Tiga Paslon di Sumut

Dalam dua gelaran Pilkada Sumut terakhir, kandidat yang menang selalu berasal dari PKS.

Pada Pilkada 2008, PKS, PPP, PBB, dan sembilan partai lain mengusung Syamsul Arifin-Gatot Pujonugroho. Pasangan itu meraih kemenangan dengan meraup 28,31 persen total suara, unggul atas Cagub yang diusung PDIP, Golkar, PAN, serta partai-partai lain.

Lima tahun setelahnya, PKS kembali memenangkan kandidatnya di Pilkada Sumut.
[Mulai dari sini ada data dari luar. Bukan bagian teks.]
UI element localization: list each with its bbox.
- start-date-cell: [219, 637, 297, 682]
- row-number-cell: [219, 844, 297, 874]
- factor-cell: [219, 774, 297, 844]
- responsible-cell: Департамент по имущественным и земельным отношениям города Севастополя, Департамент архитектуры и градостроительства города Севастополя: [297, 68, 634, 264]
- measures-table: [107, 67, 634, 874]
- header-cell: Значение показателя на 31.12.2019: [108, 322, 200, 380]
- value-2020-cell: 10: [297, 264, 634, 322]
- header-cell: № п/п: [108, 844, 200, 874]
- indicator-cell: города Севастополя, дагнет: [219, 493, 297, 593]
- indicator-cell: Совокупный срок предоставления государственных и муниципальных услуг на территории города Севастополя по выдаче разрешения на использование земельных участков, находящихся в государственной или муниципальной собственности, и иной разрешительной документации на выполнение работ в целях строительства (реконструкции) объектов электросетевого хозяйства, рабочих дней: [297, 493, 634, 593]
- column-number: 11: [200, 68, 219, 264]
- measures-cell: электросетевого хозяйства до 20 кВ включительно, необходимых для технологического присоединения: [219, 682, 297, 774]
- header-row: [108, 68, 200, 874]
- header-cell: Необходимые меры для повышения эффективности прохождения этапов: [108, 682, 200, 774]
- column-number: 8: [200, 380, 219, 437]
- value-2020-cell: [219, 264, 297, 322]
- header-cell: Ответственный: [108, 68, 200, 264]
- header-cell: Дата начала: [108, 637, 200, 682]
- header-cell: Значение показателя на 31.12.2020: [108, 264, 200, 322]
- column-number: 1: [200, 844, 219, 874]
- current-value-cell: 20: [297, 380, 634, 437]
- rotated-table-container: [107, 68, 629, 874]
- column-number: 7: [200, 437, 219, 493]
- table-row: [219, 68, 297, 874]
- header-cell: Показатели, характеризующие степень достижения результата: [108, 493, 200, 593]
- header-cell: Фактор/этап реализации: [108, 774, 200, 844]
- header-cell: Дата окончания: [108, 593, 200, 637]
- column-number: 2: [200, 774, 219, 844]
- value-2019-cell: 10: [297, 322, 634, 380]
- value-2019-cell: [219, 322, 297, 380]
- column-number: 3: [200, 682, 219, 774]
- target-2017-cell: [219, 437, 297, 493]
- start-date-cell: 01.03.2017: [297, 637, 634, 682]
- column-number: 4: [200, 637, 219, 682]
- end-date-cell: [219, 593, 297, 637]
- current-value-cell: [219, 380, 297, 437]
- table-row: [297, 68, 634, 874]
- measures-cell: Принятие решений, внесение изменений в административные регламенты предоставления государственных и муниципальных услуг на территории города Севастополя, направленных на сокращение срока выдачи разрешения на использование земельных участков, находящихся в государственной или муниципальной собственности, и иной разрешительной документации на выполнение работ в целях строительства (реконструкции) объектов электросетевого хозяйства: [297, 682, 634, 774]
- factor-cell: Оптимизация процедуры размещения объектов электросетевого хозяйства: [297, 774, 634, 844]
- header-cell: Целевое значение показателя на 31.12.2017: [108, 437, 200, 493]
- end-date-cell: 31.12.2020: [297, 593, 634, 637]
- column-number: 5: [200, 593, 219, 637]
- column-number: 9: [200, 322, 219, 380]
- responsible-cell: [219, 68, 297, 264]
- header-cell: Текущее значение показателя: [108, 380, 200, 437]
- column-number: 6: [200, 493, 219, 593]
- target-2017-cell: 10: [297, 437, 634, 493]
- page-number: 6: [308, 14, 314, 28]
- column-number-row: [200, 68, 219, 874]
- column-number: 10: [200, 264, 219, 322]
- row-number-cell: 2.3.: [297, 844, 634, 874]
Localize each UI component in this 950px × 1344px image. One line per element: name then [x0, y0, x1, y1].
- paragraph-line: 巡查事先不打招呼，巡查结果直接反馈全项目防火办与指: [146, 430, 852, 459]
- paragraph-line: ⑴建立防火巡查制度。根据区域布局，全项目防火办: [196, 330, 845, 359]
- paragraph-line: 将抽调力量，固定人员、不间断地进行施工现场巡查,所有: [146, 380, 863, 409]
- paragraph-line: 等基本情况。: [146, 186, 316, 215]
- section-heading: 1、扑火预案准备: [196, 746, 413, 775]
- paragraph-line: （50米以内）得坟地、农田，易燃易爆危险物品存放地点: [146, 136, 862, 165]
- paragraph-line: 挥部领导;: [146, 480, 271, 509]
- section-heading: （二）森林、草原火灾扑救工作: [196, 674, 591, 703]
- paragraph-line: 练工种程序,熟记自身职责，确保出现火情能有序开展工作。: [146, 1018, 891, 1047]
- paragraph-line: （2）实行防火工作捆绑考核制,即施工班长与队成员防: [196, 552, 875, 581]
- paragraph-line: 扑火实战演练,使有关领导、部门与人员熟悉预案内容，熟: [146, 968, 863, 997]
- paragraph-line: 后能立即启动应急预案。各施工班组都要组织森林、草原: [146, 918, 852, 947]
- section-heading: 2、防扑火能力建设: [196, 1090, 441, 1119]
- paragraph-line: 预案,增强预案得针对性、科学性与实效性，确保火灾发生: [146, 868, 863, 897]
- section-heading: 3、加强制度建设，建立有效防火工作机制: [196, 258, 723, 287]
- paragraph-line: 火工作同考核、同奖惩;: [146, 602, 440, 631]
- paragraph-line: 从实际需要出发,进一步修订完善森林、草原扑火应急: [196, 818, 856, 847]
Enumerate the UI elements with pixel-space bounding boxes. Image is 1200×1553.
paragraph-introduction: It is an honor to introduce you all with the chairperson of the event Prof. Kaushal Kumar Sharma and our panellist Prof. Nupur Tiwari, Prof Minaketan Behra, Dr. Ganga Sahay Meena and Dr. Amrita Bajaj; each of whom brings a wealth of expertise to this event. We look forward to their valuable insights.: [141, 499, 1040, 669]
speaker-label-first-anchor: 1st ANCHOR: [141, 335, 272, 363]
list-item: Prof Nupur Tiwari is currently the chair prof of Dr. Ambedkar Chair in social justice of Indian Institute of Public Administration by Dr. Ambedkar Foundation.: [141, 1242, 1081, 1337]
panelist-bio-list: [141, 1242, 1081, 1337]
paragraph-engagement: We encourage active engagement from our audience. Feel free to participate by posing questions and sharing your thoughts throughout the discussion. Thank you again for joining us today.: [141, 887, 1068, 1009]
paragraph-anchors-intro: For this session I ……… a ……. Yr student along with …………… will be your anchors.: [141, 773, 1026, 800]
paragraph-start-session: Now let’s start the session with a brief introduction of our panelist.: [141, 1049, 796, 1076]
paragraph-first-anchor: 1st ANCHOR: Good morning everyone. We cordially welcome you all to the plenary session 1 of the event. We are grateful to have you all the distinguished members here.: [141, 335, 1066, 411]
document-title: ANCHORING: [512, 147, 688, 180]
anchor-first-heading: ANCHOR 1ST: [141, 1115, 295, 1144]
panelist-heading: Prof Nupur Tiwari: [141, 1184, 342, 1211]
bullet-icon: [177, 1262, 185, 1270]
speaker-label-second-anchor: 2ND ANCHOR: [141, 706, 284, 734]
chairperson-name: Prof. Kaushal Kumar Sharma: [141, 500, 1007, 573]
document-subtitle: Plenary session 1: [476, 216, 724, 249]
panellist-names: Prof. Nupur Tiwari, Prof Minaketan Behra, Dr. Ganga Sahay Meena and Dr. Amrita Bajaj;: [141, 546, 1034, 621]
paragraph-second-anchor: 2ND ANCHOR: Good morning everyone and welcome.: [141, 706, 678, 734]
Saat itu, PKS mengusung Gatot Pujo Nugroho-Tengku Erry Nuradi bersama Hanura, PBR, Patriot, dan PKNU. Pasangan ini ketika itu meraih 33 persen suara, disusul Effendi MS Simbolon dan Jumiran Abdi yang diusung PDIP dan PPRN.

Dilihat dari kandidat yang resmi maju, maka sejarah ini bisa jadi berulang tahun ini.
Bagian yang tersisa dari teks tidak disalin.